Outbound/Inbound

A good line from Sumana:

Marketing is an outbound chore that increases the frequency of inbound inquiries.

This sums up a lot of my aversion to being visible (and easily reachable) in online spaces right now. There’s a negligible line between “marketing” and “posting photos on Instagram” (irrespective of what those photos show) because my work and my online selfhood are largely the same. If people remember that I exist, they might send an inbound inquiry. “Inquiry” here can mean anything from a simple heart emoji in response to an Instagram story, to a complex email asking for advice. Both elicit the same sense of panic: someone needs something from me, and I don’t have what it takes to give it to them.

What’s worse is that I often don’t even have what it takes to tell them I don’t have what it takes.

This is embarrassing. I feel shame around it. I know a lot of people deal with it! But I feel shame all the same.

The other thing I catch myself thinking about is that this is totally a Me Issue. I mean, yes: I can make direct requests that people not message me in certain places. I can turn off comments. I can ask loved ones to let me make the first move in initiating conversation. But I’m not sure that’s actually the solution I want.

I want a list of readily available texts or emails I can send that let people know where I’m at without needing to draft them from scratch when I have no spoons to do so.

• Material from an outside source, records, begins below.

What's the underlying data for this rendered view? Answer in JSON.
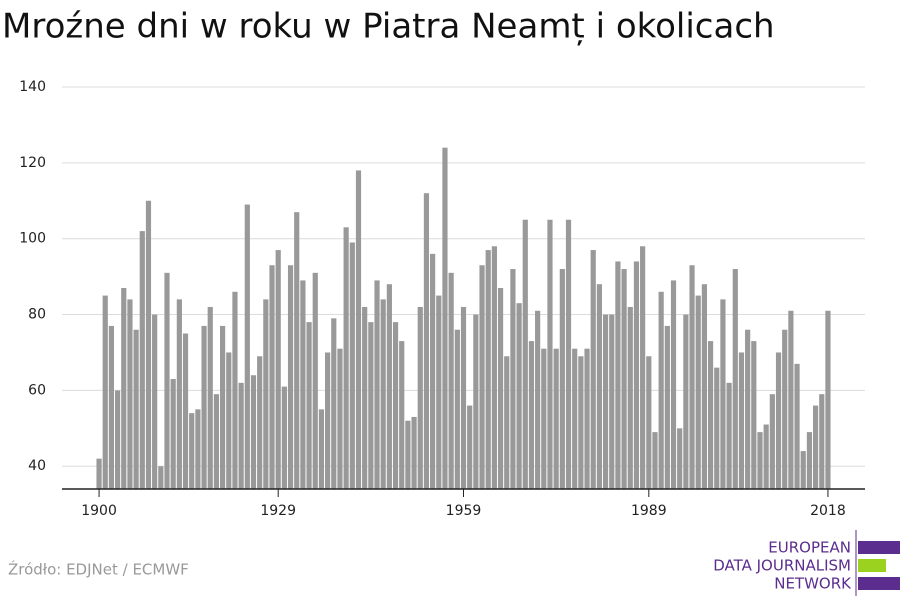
{
  "chart_data": {
    "type": "bar",
    "title": "Mroźne dni w roku w Piatra Neamț i okolicach",
    "source": "Źródło: EDJNet / ECMWF",
    "logo": [
      "EUROPEAN",
      "DATA JOURNALISM",
      "NETWORK"
    ],
    "color": "#999999",
    "grid": true,
    "xlim": [
      1894,
      2024
    ],
    "xticks": [
      1900,
      1929,
      1959,
      1989,
      2018
    ],
    "ylim": [
      34,
      140
    ],
    "yticks": [
      40,
      60,
      80,
      100,
      120,
      140
    ],
    "x": [
      1900,
      1901,
      1902,
      1903,
      1904,
      1905,
      1906,
      1907,
      1908,
      1909,
      1910,
      1911,
      1912,
      1913,
      1914,
      1915,
      1916,
      1917,
      1918,
      1919,
      1920,
      1921,
      1922,
      1923,
      1924,
      1925,
      1926,
      1927,
      1928,
      1929,
      1930,
      1931,
      1932,
      1933,
      1934,
      1935,
      1936,
      1937,
      1938,
      1939,
      1940,
      1941,
      1942,
      1943,
      1944,
      1945,
      1946,
      1947,
      1948,
      1949,
      1950,
      1951,
      1952,
      1953,
      1954,
      1955,
      1956,
      1957,
      1958,
      1959,
      1960,
      1961,
      1962,
      1963,
      1964,
      1965,
      1966,
      1967,
      1968,
      1969,
      1970,
      1971,
      1972,
      1973,
      1974,
      1975,
      1976,
      1977,
      1978,
      1979,
      1980,
      1981,
      1982,
      1983,
      1984,
      1985,
      1986,
      1987,
      1988,
      1989,
      1990,
      1991,
      1992,
      1993,
      1994,
      1995,
      1996,
      1997,
      1998,
      1999,
      2000,
      2001,
      2002,
      2003,
      2004,
      2005,
      2006,
      2007,
      2008,
      2009,
      2010,
      2011,
      2012,
      2013,
      2014,
      2015,
      2016,
      2017,
      2018
    ],
    "values": [
      42,
      85,
      77,
      60,
      87,
      84,
      76,
      102,
      110,
      80,
      40,
      91,
      63,
      84,
      75,
      54,
      55,
      77,
      82,
      59,
      77,
      70,
      86,
      62,
      109,
      64,
      69,
      84,
      93,
      97,
      61,
      93,
      107,
      89,
      78,
      91,
      55,
      70,
      79,
      71,
      103,
      99,
      118,
      82,
      78,
      89,
      84,
      88,
      78,
      73,
      52,
      53,
      82,
      112,
      96,
      85,
      124,
      91,
      76,
      82,
      56,
      80,
      93,
      97,
      98,
      87,
      69,
      92,
      83,
      105,
      73,
      81,
      71,
      105,
      71,
      92,
      105,
      71,
      69,
      71,
      97,
      88,
      80,
      80,
      94,
      92,
      82,
      94,
      98,
      69,
      49,
      86,
      77,
      89,
      50,
      80,
      93,
      85,
      88,
      73,
      66,
      84,
      62,
      92,
      70,
      76,
      73,
      49,
      51,
      59,
      70,
      76,
      81,
      67,
      44,
      49,
      56,
      59,
      81
    ]
  }
}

Take the little autoresponder texts that Apple offers when someone’s trying to call you: “Sorry, I can’t talk right now.” “I’m on my way.” “Can I call you later?” I finally found the menu to change them to something in my own voice the other day because I was so sick of going through the same cycle: getting an incoming call, thinking “AAAAAAAAA I CAN’T TAKE THIS RIGHT NOW,” looking at the available autoresponder texts, thinking “UGH THESE ARE ALL TERRIBLE AND ROBOTIC,” and then taking the call despite not being in the right place to do so.

And of course by the time the call is over I’ve forgotten about finding the menu to change the text response options.

It’s the tech equivalent of only remembering that you need to buy a new shampoo bar while you’re in the shower and unable to do so.

Anyway, I’ve had some truly delightful inbound inquiries lately. I don’t want them to stop. But I do want to build more internal trust around this: that I’ll respect both my own time and other people’s when I step into conversation.

Turncoat

“I’m so tempted to just go—not tell anyone, just load everything up and leave.”

She narrows her eyes.

“Can we unpack that for a minute?”

Maybe I protest too much, but it’s not what it looks like! I’m no thief in the night! I’m not trying to desert my friends! We do all our socializing on Zoom these days anyway—what difference does it make?

But the truth of the matter is that I want to up and go without any fanfare because I’m dreading the endless cycle of small talk. Why should I keep telling people when the first thing out of anybody’s mouth is “Is it permanent?” and I have to throw my hands up and do the same dance over and over yelling “I don’t know, is anything?!” 

The shock in people’s voices also nags at an ongoing pattern of worry: that I have somehow neglected my duty to Keep Everyone Informed.

This happens often: the people closest to me are surprised when I share things that I think I’ve been talking about non-stop, but it turns out I’ve just been thinking them very loudly for a very long time. Not the same thing.

But it is exhausting to always be informing on myself. If I share a thought in progress and then change my mind five more times before coming up with a decision (common), I condemn everyone else to the same vicissitudes of anxiety and overthinking that I’m busy contending with in my own head!

And then even when I have come to a decision, there’s still so much performing. There I am hemming and hawing for the benefit of communicating to other people the complexity of the situation and how I came to this decision and all the factors at play and before I know it I’ve bought into my own mummery. I’m believing the hype that this is terribly difficult and I am terribly conflicted—oh woe is me!—when perhaps if I am quiet and listen only to myself and act only for myself it turns out not to be so difficult or conflict-laden after all.

My word for the year is “flow; or, the sensation I get in the center of my chest when I watch footage of starling murmurations” which, yes, isn’t just one word, but it is a word plus a feeling, or a word distilled from a feeling, which I think still counts. Maybe counts more.

So I am flowing downhill to Ojai. Swimming upstream through my own history to land back where I started. I’m grateful that the blogging urge rekindled when I was down there last summer, because I can see it in my own paper trail—the rightness of this.

I don’t know how to tell everyone, but I do know that tomorrow morning when I am driving south with a car full of unread books, I will feel light, and I will be singing.